By Joe Collins

I first visited Lourdes in May 1954. I was not a pilgrim as such but I went on what could be termed a ‘Busman’s Holiday’.

In March of that year I went to work as a Travel Clerk in the offices of Shannon Travel in Limerick. At that time I was awaiting the results of a CIE examination for Clerical Officers which I had sat three months earlier.

After two weeks at Shannon Travel the manager placed me in charge of the Killaloe Diocesan Pilgrimage to Lourdes which was scheduled to operate in late May. This involved my recording the bookings in a large ledger as they were received, name, address, details of payments received together with hotel selected in Lourdes and the name of the pilgrim with whom one was sharing.

 For an eighteen year old in his first job this was a daunting task but I felt it was an opportunity to gain experience in the real world of business. The manager assured me of his ongoing support.

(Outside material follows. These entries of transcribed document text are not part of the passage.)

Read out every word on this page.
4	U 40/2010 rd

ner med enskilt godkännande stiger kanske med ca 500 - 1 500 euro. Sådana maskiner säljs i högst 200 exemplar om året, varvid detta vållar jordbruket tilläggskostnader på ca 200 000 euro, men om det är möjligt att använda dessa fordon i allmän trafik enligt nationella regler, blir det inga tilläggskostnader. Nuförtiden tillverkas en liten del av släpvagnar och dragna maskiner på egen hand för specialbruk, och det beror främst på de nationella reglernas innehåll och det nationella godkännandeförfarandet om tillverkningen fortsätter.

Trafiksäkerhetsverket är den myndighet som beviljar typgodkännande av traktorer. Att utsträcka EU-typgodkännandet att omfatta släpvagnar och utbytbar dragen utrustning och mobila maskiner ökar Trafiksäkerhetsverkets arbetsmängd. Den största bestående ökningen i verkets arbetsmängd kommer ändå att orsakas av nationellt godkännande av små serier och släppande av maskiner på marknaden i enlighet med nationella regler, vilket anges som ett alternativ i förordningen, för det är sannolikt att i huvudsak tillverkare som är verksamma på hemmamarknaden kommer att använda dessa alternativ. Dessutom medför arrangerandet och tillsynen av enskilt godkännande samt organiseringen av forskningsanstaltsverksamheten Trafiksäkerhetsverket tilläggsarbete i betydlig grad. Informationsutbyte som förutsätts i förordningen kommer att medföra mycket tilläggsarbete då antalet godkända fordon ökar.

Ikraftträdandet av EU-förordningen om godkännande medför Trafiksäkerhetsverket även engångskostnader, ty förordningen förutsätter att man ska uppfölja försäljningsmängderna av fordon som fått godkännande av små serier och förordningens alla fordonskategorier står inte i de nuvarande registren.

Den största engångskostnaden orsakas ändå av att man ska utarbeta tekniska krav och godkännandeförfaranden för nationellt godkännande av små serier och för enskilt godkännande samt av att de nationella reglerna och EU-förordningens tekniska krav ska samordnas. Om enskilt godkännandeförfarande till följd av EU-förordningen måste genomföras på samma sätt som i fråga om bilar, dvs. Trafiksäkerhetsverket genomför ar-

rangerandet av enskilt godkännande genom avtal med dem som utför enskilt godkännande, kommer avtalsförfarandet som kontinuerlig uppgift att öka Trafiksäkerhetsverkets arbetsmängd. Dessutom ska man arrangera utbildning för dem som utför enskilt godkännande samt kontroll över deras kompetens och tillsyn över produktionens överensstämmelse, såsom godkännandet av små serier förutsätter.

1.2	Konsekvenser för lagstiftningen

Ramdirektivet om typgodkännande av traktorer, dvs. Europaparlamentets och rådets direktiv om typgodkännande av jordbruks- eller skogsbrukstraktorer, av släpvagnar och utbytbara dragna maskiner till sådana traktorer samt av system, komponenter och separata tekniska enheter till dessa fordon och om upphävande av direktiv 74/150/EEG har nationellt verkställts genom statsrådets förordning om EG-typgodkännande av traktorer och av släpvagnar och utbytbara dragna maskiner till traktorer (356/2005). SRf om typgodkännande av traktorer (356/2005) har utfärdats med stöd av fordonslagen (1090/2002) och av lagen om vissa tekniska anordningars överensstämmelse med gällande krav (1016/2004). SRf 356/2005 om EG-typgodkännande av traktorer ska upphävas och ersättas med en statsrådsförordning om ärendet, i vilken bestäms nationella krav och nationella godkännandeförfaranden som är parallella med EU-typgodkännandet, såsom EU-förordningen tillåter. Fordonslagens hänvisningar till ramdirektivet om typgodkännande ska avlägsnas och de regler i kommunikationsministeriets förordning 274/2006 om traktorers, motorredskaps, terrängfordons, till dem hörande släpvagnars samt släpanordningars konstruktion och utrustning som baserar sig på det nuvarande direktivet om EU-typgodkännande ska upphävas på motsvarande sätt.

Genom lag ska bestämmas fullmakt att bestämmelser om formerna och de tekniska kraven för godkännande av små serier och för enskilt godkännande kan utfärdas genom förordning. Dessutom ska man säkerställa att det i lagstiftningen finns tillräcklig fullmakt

The bookings came rolling in until they reached the limit of 500 set for the overland section of the pilgrimage. There was also a small number of pilgrims who travelled by air, the manager dealt with these reservations.

Two weeks before departure, the manager informed me that I was to travel to Lourdes with the pilgrims on the overland section while he was accompanying the pilgrims travelling by air.

I did not have a passport but with the Shannon Travel connections my passport application was dealt with expeditiously and arrived days before my departure.
Back then, Diocesan pilgrimages to Lourdes tended to have up to 500 pilgrims on the overland section and our itinerary was as follows;
Limerick to Dun Laoghaire Pier by special train.
Dun Laoghaire to Holyhead by mail boat.  
Holyhead to Dover by special British Railways train.
Dover to Calais by mail boat.
Calais to Lourdes via Paris by special French Railways train.
I was in charge of the group from departure from Limerick to arrival in Calais, assisted by group leaders appointed by the organising committee.

On arrival in Calais we were met by a team of three Thomas Cook multi-lingual couriers who travelled with us to Lourdes, remained with us there and returned with us to Calais where we bade them Au Revoir.

The five days in Lourdes were very busy but rewarding. I was on call to deal with difficulties which arose and there were many – from tracing lost property, sorting dietary problems, sourcing medication from pharmacies for those who suffered minor ailments and reuniting lost family members – all without the convenience of a mobile phone.
Spiritual exercises were very inspiring with continuous celebration of Masses at the Grotto, Stations of the Cross on the hillside above the Grotto, total immersion in the baths, candlelight procession in the evening and the blessing of the sick.

It was wonderful to witness the faith of the invalids who had travelled from many countries as they prayed and, on many evenings, joined in hymn singing as they sat in their wheelchairs or lay on their stretchers.

They were caringly looked after by their family members or by one of the many volunteers who travel to Lourdes – some annually – to volunteer their services in support of the sick and infirm.

I found that lack of knowledge of a foreign language did not hinder camaraderie between pilgrims, their common purpose of wanting to visit the site of the apparitions of Our Lady to Bernadette Soubirous and to pray for their various intentions, was an ice-breaker.

On the homeward journey an overnight stopover in Paris afforded an opportunity to visit the Chapel of Our Lady of the Miraculous Medal on the Rue de Bac. It was at this site that Our Lady on three occasions in 1830 appeared to Catherine Laboure, (later to become a canonised saint) a Seminary Sister in the Daughters of Charity to offer the world a medal which we now know as the Miraculous Medal but that’s another story.

I returned to Limerick having gained wonderful experience in dealing with people which stood me in good stead throughout my entire life.